This panel seeks to arrange a comparative conversation about the relationship between genre and landscape from the twentieth century to present. However they are to be understood, genres are highly portable and long have been refashioned across linguistic, cultural, and geographic boundaries. Landscapes, however, appear in most critical accounts as deeply located. Whether in the spatial turn, for regionalist writers and filmmakers, or in more recent environmental media and ecocritical paradigms, landscapes can be remade and destroyed, connected or isolated, are (as W. J. T. Mitchell reminds us) techniques of power or components of identity—but remain intractably somewhere. To think about genre in a particular landscape is to ask fundamental questions about the mediation of experience by place.

As a scene of reading or as setting, how does landscape condition or delimit genre? How do familiar questions of commensurability, of genre’s adaptation or remaking in new contexts, rely on or presuppose similarities between landscapes as integral to basic subsistence and cultural life? As thrown into relief by genre, in what ways does landscape sustain or exceed the ways of world-making (whether as a world-system, the stages of a supply chain, national borders, or geography)? And what does reading for landscape reveal about the history of the many portable genres of globalization?

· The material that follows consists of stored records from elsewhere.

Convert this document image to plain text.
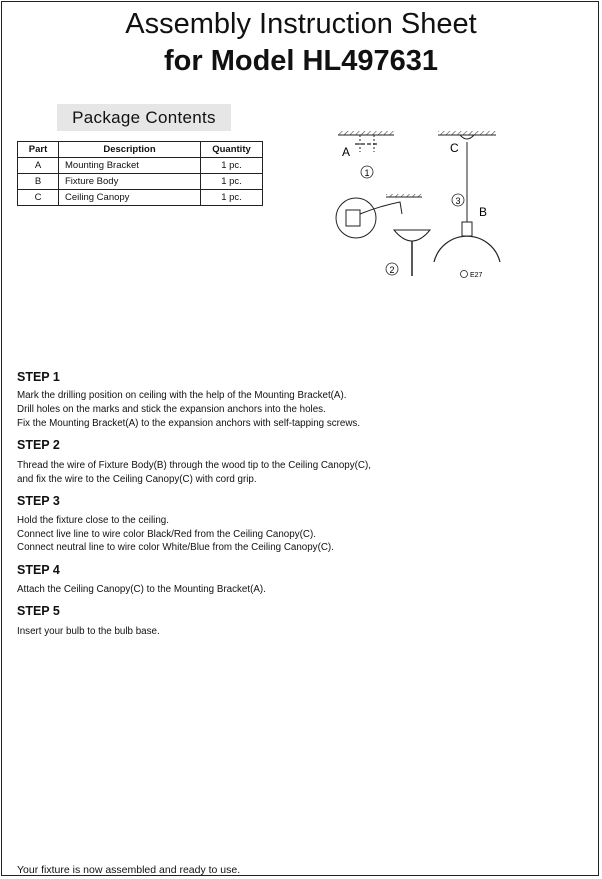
Assembly Instruction Sheet
for Model HL497631
Package Contents
Part	Description	Quantity
A	Mounting Bracket	1 pc.
B	Fixture Body	1 pc.
C	Ceiling Canopy	1 pc.
A
1
2
C
B
3
E27
STEP 1
Mark the drilling position on ceiling with the help of the Mounting Bracket(A).
Drill holes on the marks and stick the expansion anchors into the holes.
Fix the Mounting Bracket(A) to the expansion anchors with self-tapping screws.
STEP 2
Thread the wire of Fixture Body(B) through the wood tip to the Ceiling Canopy(C),
and fix the wire to the Ceiling Canopy(C) with cord grip.
STEP 3
Hold the fixture close to the ceiling.
Connect live line to wire color Black/Red from the Ceiling Canopy(C).
Connect neutral line to wire color White/Blue from the Ceiling Canopy(C).
STEP 4
Attach the Ceiling Canopy(C) to the Mounting Bracket(A).
STEP 5
Insert your bulb to the bulb base.
Your fixture is now assembled and ready to use.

Beyond thinking across a broad range of linguistic contexts, we are particularly interested in works from or within landscapes, such as the rural, semi-rural, ocean, pastoral, or any number of biome and water table demarcated regional places. This helps to problematize or move beyond the urban-centered assessment of genre under globalization, which too easily elides many places in the world into a structural position or zone in a world-system, usually through the avatar of their regional centers. We do not discount or ignore the urban, but seek to reframe it within the broader landscape which supports it and which is often mobilized as setting, set, or regional identity on the pages and screens of urban life. To begin with the landscape is to emphasize a history of globalization as seen from the rural and the provincial. To think genre from landscape is also an invitation to consider how the natural world is at work in these histories of aesthetic conventions and changes as much as it is an invitation to examine how it has remained uninterrogated. 

We hope to entertain some of the following or related questions:

  • Class, nation, race, ethnicity, gender, and sexuality: what do we need to consider to understand the relationship between genre and landscape? Seascape?
  • (How) does genre help us distinguish landscape from a cluster of related terms like environment, place, location, or territory? How do these distinctions shift with region, history, etc.?
  • (How) do these questions change between literature and film?
  • What new cross-landscape histories might emerge from such an approach?